Dir-se-ia que nada está
pré-programado, mas que existem condições para as coisas serem. Não existem
condições para o que não acontece. E o que acontece, ainda que não saibamos as
causas, ou condições, é o que é susceptível de conhecermos, a partir da
memória. São factos. Memória. Passado.
A causalidade terá a ver com a
nossa relação consciente, em diferido, descontínua, irregular, episódica,
variável e nem sempre controlável, com tudo. A nossa consciência permite o
nosso conhecimento, que é sempre “reportagem”, memória, desactualizada, daquilo
que acontece. Digamos que o conhecimento está para a realidade assim como os
factos estão para o devir.
A consciência, ela própria, como
facto, parece não existir. Mais lembra o comboio da realidade, ou fluxo, que
não para em sítio nenhum e que estamos constantemente a perder.
O passado não é senão memória,
não tem lá nada que não seja registo de imagens, sons, etc.. Temos consciência
muito esquiva do presente que logo se faz consciência de memória. Até o futuro,
não existe senão na memória do que futuramos.
Se não tivéssemos memória,
teríamos alguma percepção do tempo?
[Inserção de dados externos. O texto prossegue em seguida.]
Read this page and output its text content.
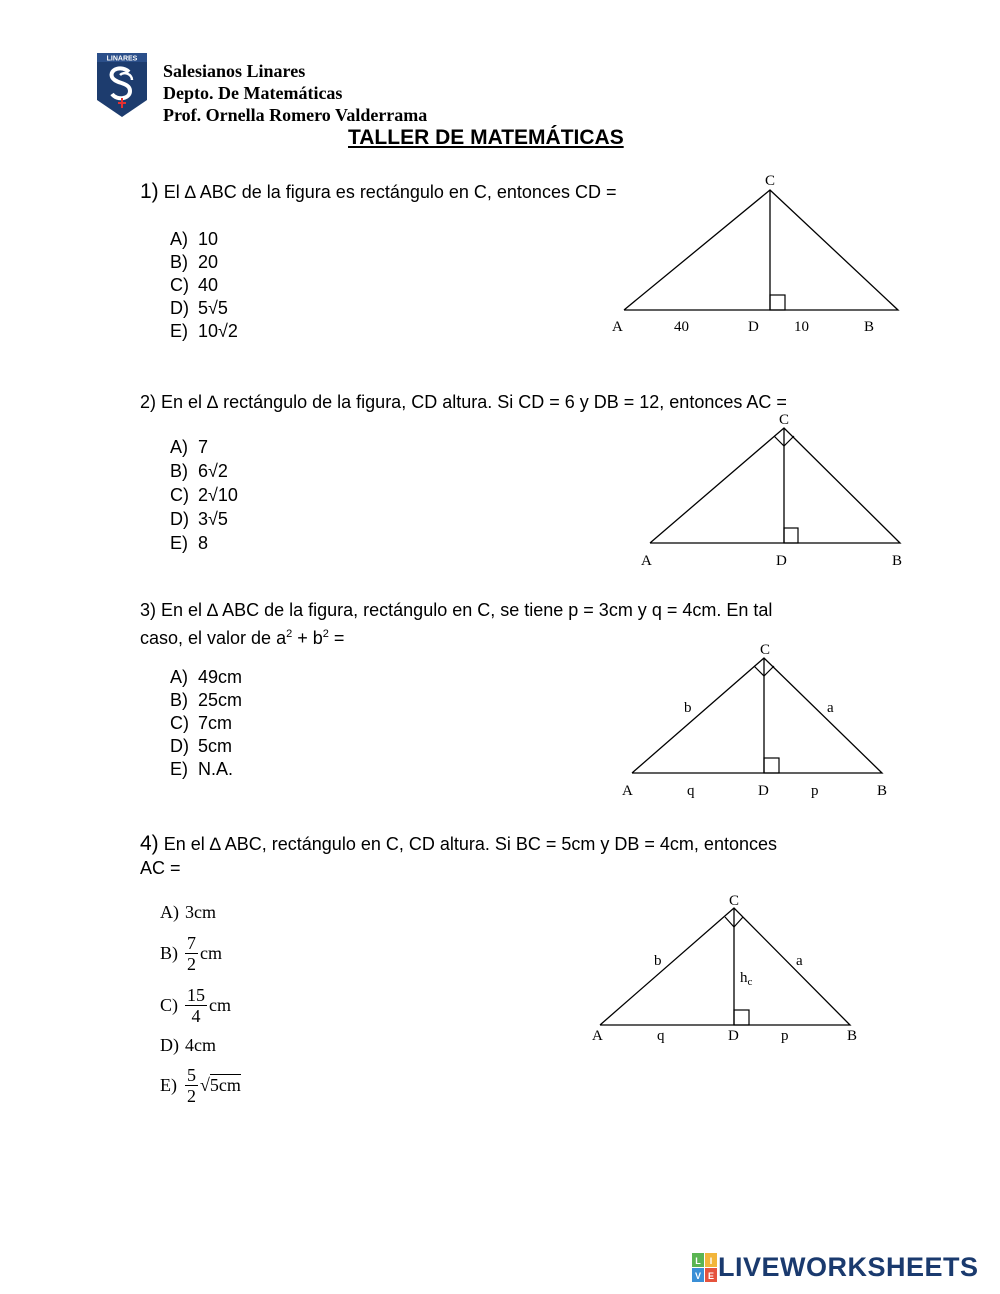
LINARES
Salesianos Linares
Depto. De Matemáticas
Prof. Ornella Romero Valderrama
TALLER DE MATEMÁTICAS
1) El ∆ ABC de la figura es rectángulo en C, entonces CD =
A) 10
B) 20
C) 40
D) 5√5
E) 10√2
C
A	40	D 10	B
2) En el ∆ rectángulo de la figura, CD altura. Si CD = 6 y DB = 12, entonces AC =
A) 7
B) 6√2
C) 2√10
D) 3√5
E) 8
C
A	D	B
3) En el ∆ ABC de la figura, rectángulo en C, se tiene p = 3cm y q = 4cm. En tal
caso, el valor de $a^2 + b^2$ =
A) 49cm
B) 25cm
C) 7cm
D) 5cm
E) N.A.
C
b	a
A	q	D	p	B
4) En el ∆ ABC, rectángulo en C, CD altura. Si BC = 5cm y DB = 4cm, entonces
AC =
A) 3cm
$B) \frac{7}{2}$ cm
$C) \frac{15}{4}$ cm
D) 4cm
$E) \frac{5}{2}$ √ 5cm
C
b	a
$h_c$
A	q	D	p	B
L I
V E LIVEWORKSHEETS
Ou, até, alguma representação da realidade?
A ciência inventou um teatro e
uma linguagem para representar a realidade, num tempo em que não havia
fotografia nem filmes e isso trouxe as vantagens que são conhecidas.
Assim como a literatura e o
teatro e as artes, em geral, fixavam ou congelavam a realidade no presente e a
filosofia procurava dar-se conta das realidades e suas razões, significando-as
e explicando-as, as ciências criaram um método “intemporal” de observação e de
consciência da realidade, enquanto fenómeno temporal.
No que respeita ao cérebro, os
incríveis avanços revelam-nos o que acontece, em termos de física de
partículas, por ex., quando percepcionamos um objecto, movemos os olhos,
voluntaria ou involuntariamente, reconhecemos esse objecto, pensamos sobre ele,
decidimos tocá-lo e fazemos o movimento e registamos a memória disso ou,
simplesmente, ignoramos, etc..
Os neurocientistas e os
cientistas da física de partículas, ou do que quer que constitua a vida, ao
serem capazes de explicar como é que a matéria, ou o “plástico” que existia no
momento do big-bang se foi reorganizando ao ponto de se tornar sensível
(homeostático?) e de ganhar um critério de reorganização que já parece uma
racionalidade diferenciadora entre dois ou mais termos, e como evoluiu, por
selecção natural, para formas de reorganização, nomeadamente nervosa, capazes
de memória e de sentimento e de consciência, etc., acabam por mostrar que a
ideia de programa é ela própria a ideia das condições que existem para as
coisas serem.
E, neste momento, creio estarem
criadas as condições para a filosofia ultrapassar algumas das discussões
clássicas e, partindo de novos pressupostos, se interrogar sobre a realidade
dos problemas e das soluções que eles devem ter.